Tuesday, November 9, 2010

The Next Great Brand

Dunwoody's "New and Improved!" brand simply will not work. The copy-cat scandal will not go away and is likely to expand as folks begin to notice the relationship between Sky Designs and Norcross and connect the dots between Dunwoody staff and former Norcross staff. Even if there is no formal investigation, we can hope for open records requests around how the work was bid and the results vetted.

If we're lucky, we'll also get some much needed turnover at city hall and afterwards, should it still be considered a good idea, we can expect a new brand--an original brand.

Just in case, it would be good to start early, first by looking at why the plagiarized brand works so well for its rightful owners.

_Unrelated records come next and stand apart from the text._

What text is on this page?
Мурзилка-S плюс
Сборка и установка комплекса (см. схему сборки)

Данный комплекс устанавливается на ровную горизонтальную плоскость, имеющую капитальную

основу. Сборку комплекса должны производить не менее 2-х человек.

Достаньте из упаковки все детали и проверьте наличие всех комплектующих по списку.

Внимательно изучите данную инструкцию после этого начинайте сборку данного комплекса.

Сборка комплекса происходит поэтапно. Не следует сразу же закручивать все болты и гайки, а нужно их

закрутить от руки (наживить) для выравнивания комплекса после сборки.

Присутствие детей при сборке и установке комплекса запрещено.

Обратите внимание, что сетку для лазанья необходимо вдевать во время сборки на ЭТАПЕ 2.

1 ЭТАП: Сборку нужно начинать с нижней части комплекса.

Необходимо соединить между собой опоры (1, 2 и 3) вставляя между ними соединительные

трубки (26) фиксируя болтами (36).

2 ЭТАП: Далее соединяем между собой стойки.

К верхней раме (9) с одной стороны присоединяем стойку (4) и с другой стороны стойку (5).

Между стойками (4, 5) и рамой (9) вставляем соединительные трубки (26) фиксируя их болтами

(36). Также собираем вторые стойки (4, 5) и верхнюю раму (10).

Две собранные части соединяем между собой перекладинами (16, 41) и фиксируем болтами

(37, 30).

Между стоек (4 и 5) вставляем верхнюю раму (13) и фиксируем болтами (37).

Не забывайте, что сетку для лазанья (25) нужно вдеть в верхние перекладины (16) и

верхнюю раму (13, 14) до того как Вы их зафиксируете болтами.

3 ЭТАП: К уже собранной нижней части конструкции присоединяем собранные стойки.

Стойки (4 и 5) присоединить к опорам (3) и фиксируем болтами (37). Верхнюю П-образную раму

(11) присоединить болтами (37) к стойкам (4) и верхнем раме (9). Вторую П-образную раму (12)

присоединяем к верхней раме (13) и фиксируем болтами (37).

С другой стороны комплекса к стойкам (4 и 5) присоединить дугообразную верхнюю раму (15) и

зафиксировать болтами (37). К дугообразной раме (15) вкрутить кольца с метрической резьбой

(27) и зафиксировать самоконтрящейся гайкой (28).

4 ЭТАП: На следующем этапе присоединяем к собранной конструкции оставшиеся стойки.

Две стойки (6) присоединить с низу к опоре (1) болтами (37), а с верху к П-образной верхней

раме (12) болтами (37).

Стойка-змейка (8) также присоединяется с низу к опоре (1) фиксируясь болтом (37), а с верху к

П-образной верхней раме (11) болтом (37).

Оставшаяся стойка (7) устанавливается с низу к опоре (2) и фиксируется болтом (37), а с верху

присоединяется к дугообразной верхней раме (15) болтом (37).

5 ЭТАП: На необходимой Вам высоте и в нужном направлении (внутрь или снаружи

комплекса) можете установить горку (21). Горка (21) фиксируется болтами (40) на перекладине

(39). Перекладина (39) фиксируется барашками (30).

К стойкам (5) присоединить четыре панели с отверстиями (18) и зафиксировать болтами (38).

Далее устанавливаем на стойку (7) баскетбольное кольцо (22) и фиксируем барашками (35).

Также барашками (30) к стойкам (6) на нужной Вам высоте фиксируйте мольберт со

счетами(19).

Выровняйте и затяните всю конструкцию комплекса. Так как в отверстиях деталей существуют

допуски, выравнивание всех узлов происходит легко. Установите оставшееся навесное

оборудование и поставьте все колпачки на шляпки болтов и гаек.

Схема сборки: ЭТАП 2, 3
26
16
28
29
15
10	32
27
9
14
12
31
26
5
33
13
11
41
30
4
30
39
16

Plano, TX has a problem with the sound of its name: "PLAIN-oh". Hard to miss the "PLAIN" part. Plain does not conjure images of "extraordinary", "novel", "unique" or "progressive". So how does "Plano/Smart People/Smart Place" address this? First we have repetition, "SMART" people, "SMART" place reiterates the core message--"sounds" plain, but is really "smart". The consonance, "Plano"..."People"..."Place", ties all three parts together.

For Plano, this works. For Dunwoody, not so much. Outside of a screaming need for people to think we're smarter than we so obviously are, there is nothing about a "smart people, smart place" ripoff that supports Dunwoody's ambitions. But we could take a page out of Plano's playbook.

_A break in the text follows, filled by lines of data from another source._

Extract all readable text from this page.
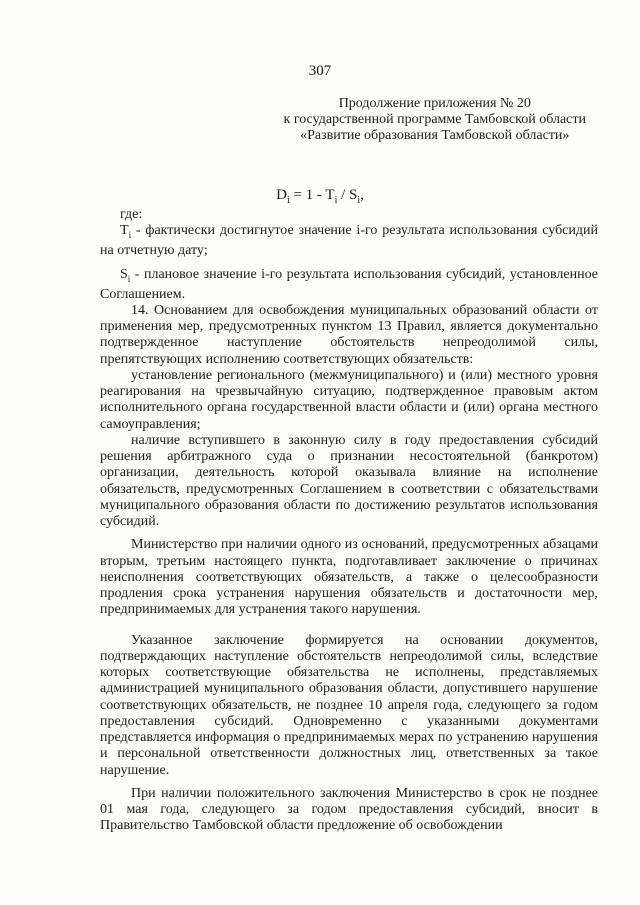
307
Продолжение приложения № 20
к государственной программе Тамбовской области
«Развитие образования Тамбовской области»
$D_i = 1 - T_i / S_i$,

где:

$T_i$ - фактически достигнутое значение i-го результата использования субсидий на отчетную дату;

$S_i$ - плановое значение i-го результата использования субсидий, установленное Соглашением.

14. Основанием для освобождения муниципальных образований области от применения мер, предусмотренных пунктом 13 Правил, является документально подтвержденное наступление обстоятельств непреодолимой силы, препятствующих исполнению соответствующих обязательств:

установление регионального (межмуниципального) и (или) местного уровня реагирования на чрезвычайную ситуацию, подтвержденное правовым актом исполнительного органа государственной власти области и (или) органа местного самоуправления;

наличие вступившего в законную силу в году предоставления субсидий решения арбитражного суда о признании несостоятельной (банкротом) организации, деятельность которой оказывала влияние на исполнение обязательств, предусмотренных Соглашением в соответствии с обязательствами муниципального образования области по достижению результатов использования субсидий.

Министерство при наличии одного из оснований, предусмотренных абзацами вторым, третьим настоящего пункта, подготавливает заключение о причинах неисполнения соответствующих обязательств, а также о целесообразности продления срока устранения нарушения обязательств и достаточности мер, предпринимаемых для устранения такого нарушения.

Указанное заключение формируется на основании документов, подтверждающих наступление обстоятельств непреодолимой силы, вследствие которых соответствующие обязательства не исполнены, представляемых администрацией муниципального образования области, допустившего нарушение соответствующих обязательств, не позднее 10 апреля года, следующего за годом предоставления субсидий. Одновременно с указанными документами представляется информация о предпринимаемых мерах по устранению нарушения и персональной ответственности должностных лиц, ответственных за такое нарушение.

При наличии положительного заключения Министерство в срок не позднее 01 мая года, следующего за годом предоставления субсидий, вносит в Правительство Тамбовской области предложение об освобождении
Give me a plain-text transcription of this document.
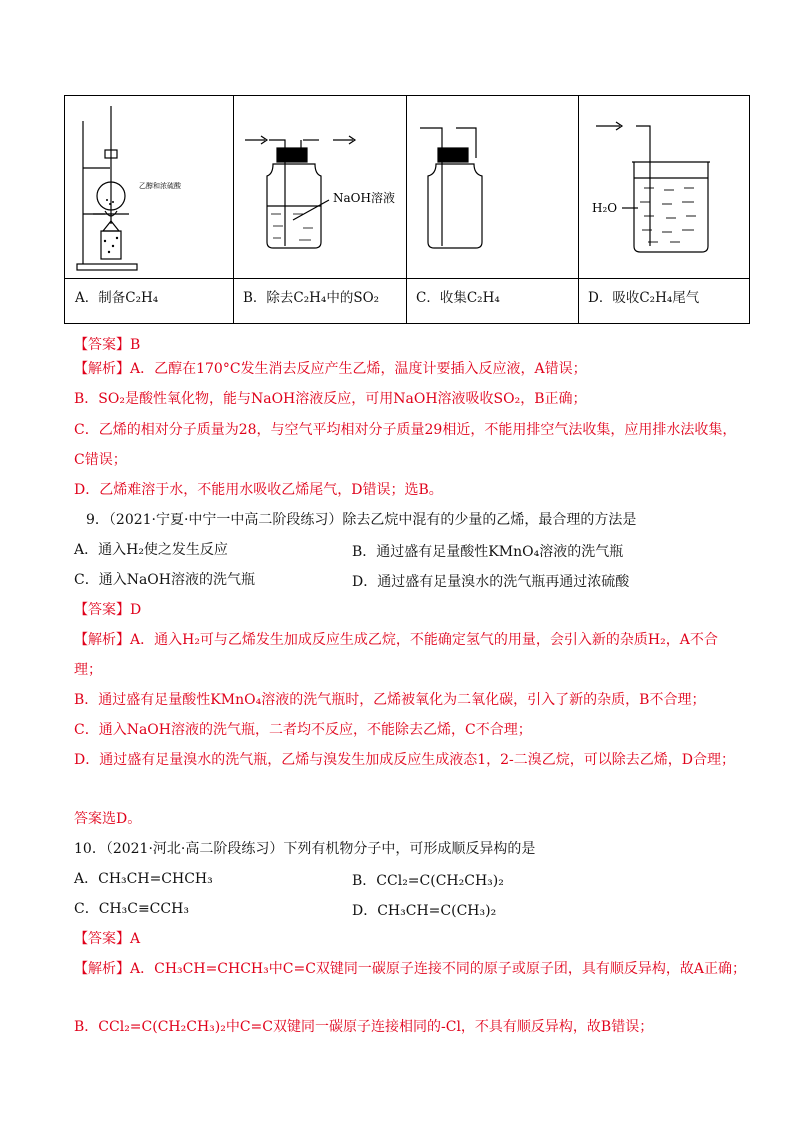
乙醇和浓硫酸
NaOH溶液
H₂O
A．制备C₂H₄	B．除去C₂H₄中的SO₂	C．收集C₂H₄	D．吸收C₂H₄尾气
【答案】B
【解析】A．乙醇在170°C发生消去反应产生乙烯，温度计要插入反应液，A错误；
B．SO₂是酸性氧化物，能与NaOH溶液反应，可用NaOH溶液吸收SO₂，B正确；
C．乙烯的相对分子质量为28，与空气平均相对分子质量29相近，不能用排空气法收集，应用排水法收集，
C错误；
D．乙烯难溶于水，不能用水吸收乙烯尾气，D错误；选B。
9．（2021·宁夏·中宁一中高二阶段练习）除去乙烷中混有的少量的乙烯，最合理的方法是
A．通入H₂使之发生反应	B．通过盛有足量酸性KMnO₄溶液的洗气瓶
C．通入NaOH溶液的洗气瓶	D．通过盛有足量溴水的洗气瓶再通过浓硫酸
【答案】D
【解析】A．通入H₂可与乙烯发生加成反应生成乙烷，不能确定氢气的用量，会引入新的杂质H₂，A不合
理；
B．通过盛有足量酸性KMnO₄溶液的洗气瓶时，乙烯被氧化为二氧化碳，引入了新的杂质，B不合理；
C．通入NaOH溶液的洗气瓶，二者均不反应，不能除去乙烯，C不合理；
D．通过盛有足量溴水的洗气瓶，乙烯与溴发生加成反应生成液态1，2-二溴乙烷，可以除去乙烯，D合理；
答案选D。
10．（2021·河北·高二阶段练习）下列有机物分子中，可形成顺反异构的是
A．CH₃CH=CHCH₃	B．CCl₂=C(CH₂CH₃)₂
C．CH₃C≡CCH₃	D．CH₃CH=C(CH₃)₂
【答案】A
【解析】A．CH₃CH=CHCH₃中C=C双键同一碳原子连接不同的原子或原子团，具有顺反异构，故A正确；
B．CCl₂=C(CH₂CH₃)₂中C=C双键同一碳原子连接相同的-Cl，不具有顺反异构，故B错误；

Plano used its brand to overcome a unfortunate consequence of its name, a slightly negative connotation of the very sound of it. Dunwoody has ripened its own opportunity to do the same.

Since the days of "Dunwoody Housewife Jokes", our community has not been held in high esteem. We've been laughed at for being arrogant and elitist, for being unoriginal in our homes--Dunwoody's Beige and Brick Four Four and a Door are renowned--and for the Stepford-like lives lived therein. At their best our battles with the county seem to reflect a NIMBY mindset but always carry racial overtones of lily white suburbanites bristling at a new, largely black power structure. The large number of Yankees in Dunwoody does little to counter this view, serving mostly as proof that "liberalism flourishes where it is not challenged." These transplants are viewed as even more racist than their white Southern counterparts and their current affection for "all things that shall not be forgotten" does little to help.

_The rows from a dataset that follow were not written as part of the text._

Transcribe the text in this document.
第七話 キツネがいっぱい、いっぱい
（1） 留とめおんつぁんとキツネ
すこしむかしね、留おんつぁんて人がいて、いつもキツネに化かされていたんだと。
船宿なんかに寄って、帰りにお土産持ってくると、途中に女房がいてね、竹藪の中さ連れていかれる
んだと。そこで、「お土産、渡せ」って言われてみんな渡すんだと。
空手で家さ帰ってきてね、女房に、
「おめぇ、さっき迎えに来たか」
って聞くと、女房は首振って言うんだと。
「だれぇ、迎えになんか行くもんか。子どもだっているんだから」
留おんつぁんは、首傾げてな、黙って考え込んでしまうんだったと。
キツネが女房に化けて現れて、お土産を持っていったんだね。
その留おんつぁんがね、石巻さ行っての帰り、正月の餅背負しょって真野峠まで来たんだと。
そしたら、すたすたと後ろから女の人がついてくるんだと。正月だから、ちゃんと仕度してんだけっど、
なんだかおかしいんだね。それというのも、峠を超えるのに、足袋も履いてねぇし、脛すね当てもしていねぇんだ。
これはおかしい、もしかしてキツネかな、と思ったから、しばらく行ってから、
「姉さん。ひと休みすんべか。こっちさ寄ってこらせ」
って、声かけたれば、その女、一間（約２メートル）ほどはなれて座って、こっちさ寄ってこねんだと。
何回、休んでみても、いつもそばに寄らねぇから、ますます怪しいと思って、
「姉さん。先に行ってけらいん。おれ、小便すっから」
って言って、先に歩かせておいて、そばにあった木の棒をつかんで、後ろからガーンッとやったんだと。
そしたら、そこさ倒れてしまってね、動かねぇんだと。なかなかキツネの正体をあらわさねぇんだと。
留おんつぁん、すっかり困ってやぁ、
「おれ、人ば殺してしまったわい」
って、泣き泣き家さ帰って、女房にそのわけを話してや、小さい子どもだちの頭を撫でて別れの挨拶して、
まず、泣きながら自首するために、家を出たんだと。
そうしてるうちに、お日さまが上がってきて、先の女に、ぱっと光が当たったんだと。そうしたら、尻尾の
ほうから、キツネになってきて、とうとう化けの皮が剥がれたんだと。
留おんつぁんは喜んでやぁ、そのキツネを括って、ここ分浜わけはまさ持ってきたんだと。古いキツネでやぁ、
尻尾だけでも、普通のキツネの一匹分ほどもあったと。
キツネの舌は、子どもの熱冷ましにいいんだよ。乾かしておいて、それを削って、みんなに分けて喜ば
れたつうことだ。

Dunwoody has a hard-earned reputation as a place best avoided by anyone smart or progressive and certainly by anyone of color. We are known as a place for white folks to raise white kids. While many in Dunwoody embrace that vision apparently that is not enough for others. Hence, the reputation repairing "brand".

Ironically, this brand already exists, though followers of this blog, all three of you, will be surprised to read of it here. This is a branding that speaks to the future. That speaks to being progressive, to honoring tradition without blind adulation. That speaks to citizens pulling together to create a new, better future for themselves and their children.

And what is this brand?
Dunwoody Yes!
"Yes" is a positive assertion of action, a much needed antidote to the negative image permeating our past and clouding our future. The exclamation speaks to energy, a vibrancy that counters the impression of a staid group of bow-tie wearing George Will wannabes and blue-haired ladies in Buicks. And it starts, as it should, with that which is being branded. Unlike "Ole 5K's" obvious rationalization of the puke green on his logo, the yellow of Dunwoody Yes! and the Dunwoody street sign toppers is vibrant. And consistent--linking the tradition of the farmhouse sign-toppers with the forward looking, outward facing brand.

So there you have it dear readers. We've come full circle and found that if we must purloin someone's brand, then let it be our own. How smart is that?